Cardinals coach Clayton Cretors lauded the work Salinas did to improve his game and his body to be a contributor at the varsity level. There was never a lull for Salinas in his debut season, and Cretors credited the junior’s mindset for his quick adapting.

“His mentality when he steps on the court is what gives him an edge. He’s a huge competitor. He’s a fearless kid and attacks every game the same,” Cretors said. “Offensively, he really worked on his shot and became a capable 3-point shooter. That work that he put in really showed this year. He’s one of the leaders of our team. He did a tremendous job, and he hasn’t become complacent. He has huge goals, and he’s excited for next season. We’re excited for his potential.”

Salinas said he’s not satisfied with the season he had this year, though he was proud of how he did “a good amount of everything” for his team. With the help of Cretors and assistant coach Leroy Sanchez, Salinas is already working to be a bigger impact next season.

“I just wanted everybody’s respect. It makes me want to do more and be MVP, maybe. I’m just going to work to get better,” Salinas said. “Coach Cretors and Coach Sanchez, I thank them a lot. Those are my guys, and they helped me so much.”

Coaches of the Year

Nataniel Garza, San Perlita, and Adrian Trevino, Santa Rosa

The Santa Rosa Warriors and San Perlita Trojans have established their programs as two of the best in the Rio Grande Valley. But both programs had outsiders doubting their chances to win this year.

Santa Rosa was dealing with an unexpected coaching change, and San Perlita lost some top talent to graduation. First-year Warriors coach Adrian Trevino and Trojans coach Nataniel Garza kept their teams believing, improving and successful, leading their teams to the Class 3A and 1A Region IV finals, respectively. They are the All-STAR coaches of the year.

For Trevino, returning to his hometown and having his most successful coaching season was special because he felt he was making his late mother proud. Though success was expected by his players, Trevino made sure to enjoy every achievement, every playoff win, because it was a new and rewarding experience for the coach.

“My family has always been in service to Santa Rosa,” Trevino said. “My grandmother … my uncles, my aunts, my sisters, they’ve all worked in Santa Rosa. So, service to this community was something that was instilled. To come back here and do it the way we did it, going to the Elite Eight, was amazing. … I was 0-14 a year ago. You sometimes doubt, ‘Am I cut out for this? Do I know what I’m doing?’ As a coach, there was a certain validation.”

This isn’t the first coach of the year honor for Garza, but it feels different this time. The Trojans made their best playoff run, and he said this group and this season were “super special” to him.

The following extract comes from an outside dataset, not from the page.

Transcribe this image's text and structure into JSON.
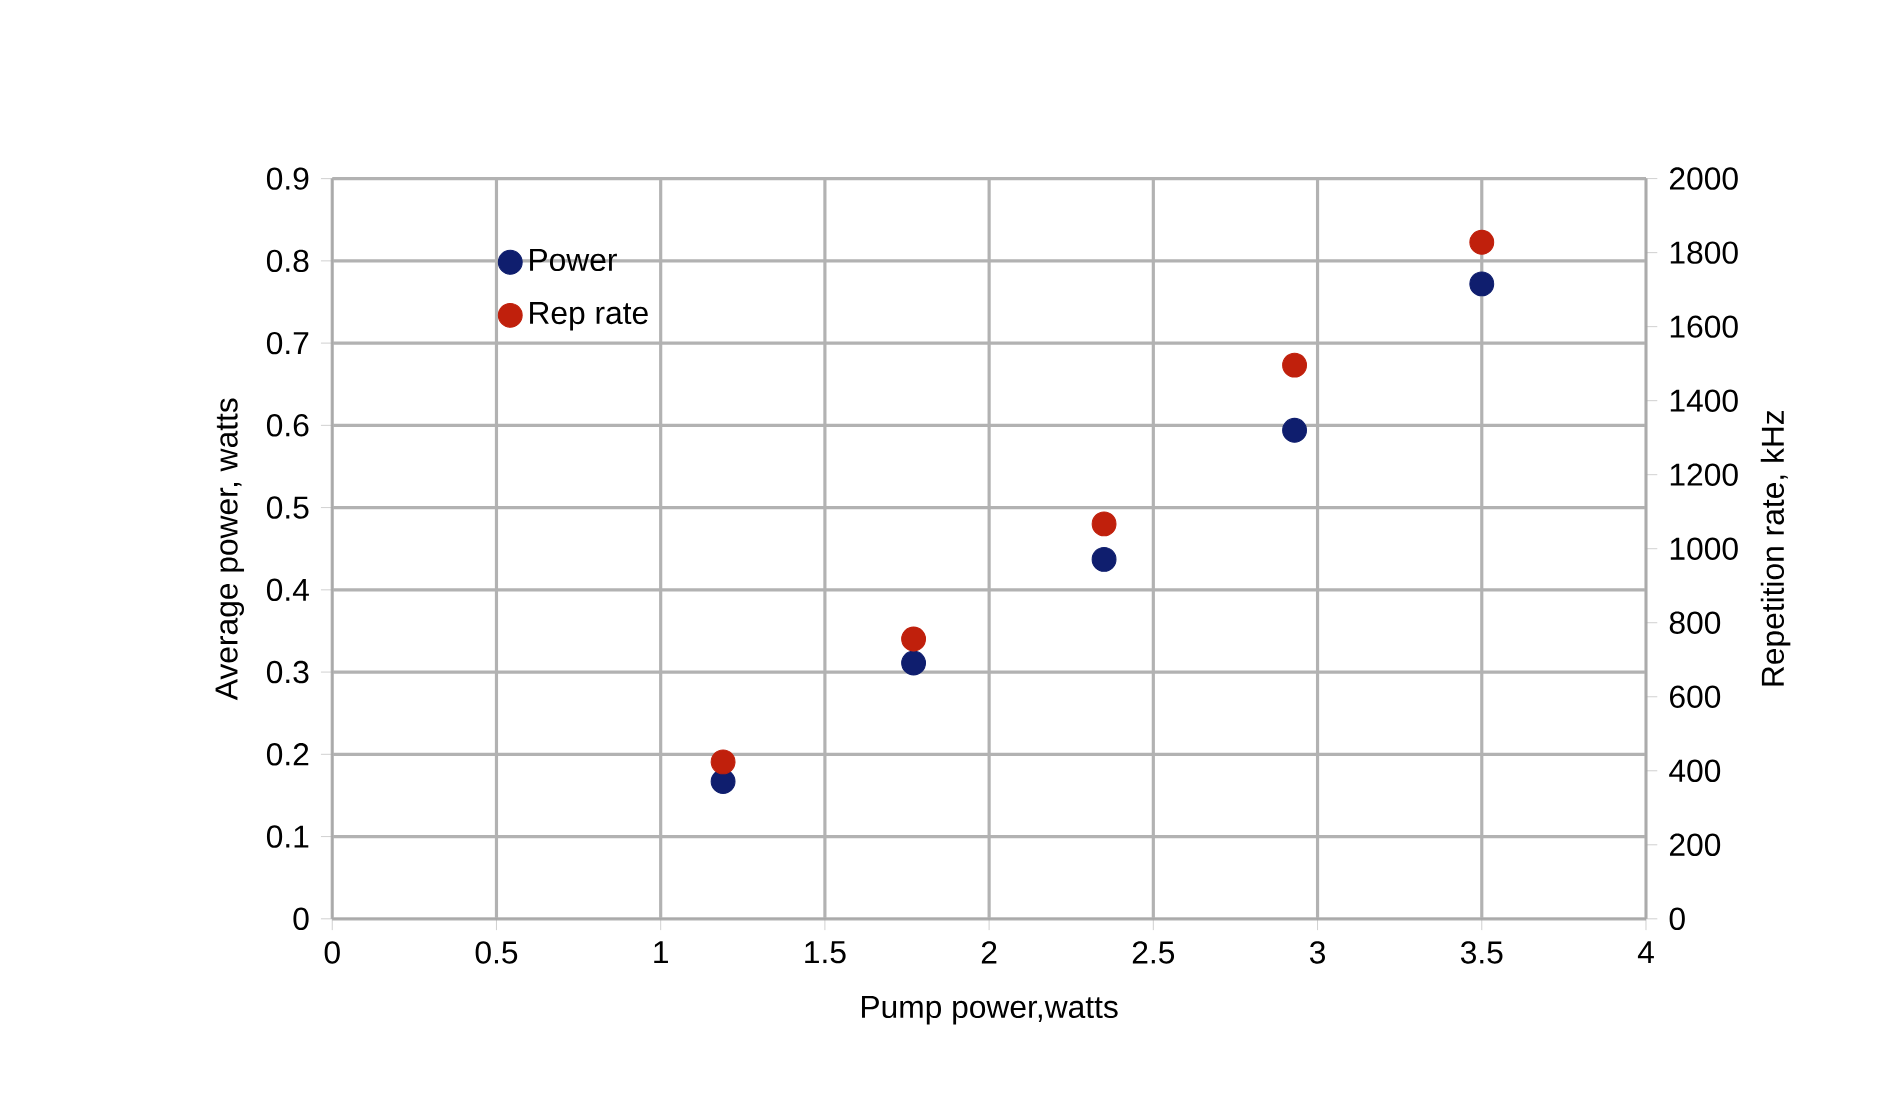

“I appreciate the award and it means a lot to me, but it just shows the kinds of players that I have. This award goes out to my players and my assistant coach. Without them, I don’t get recognized,” Garza said.

“I think this is probably the most fun I’ve had coaching a group,” he added. “There were a lot of doubters out there. These players took it very, very personal. We knew we could still win, but adding that chip on our shoulder motivated them and motivated me. We wanted to show that we could still win, and I was really proud of the way they answered with going the furthest ever in school history with the Elite Eight run.”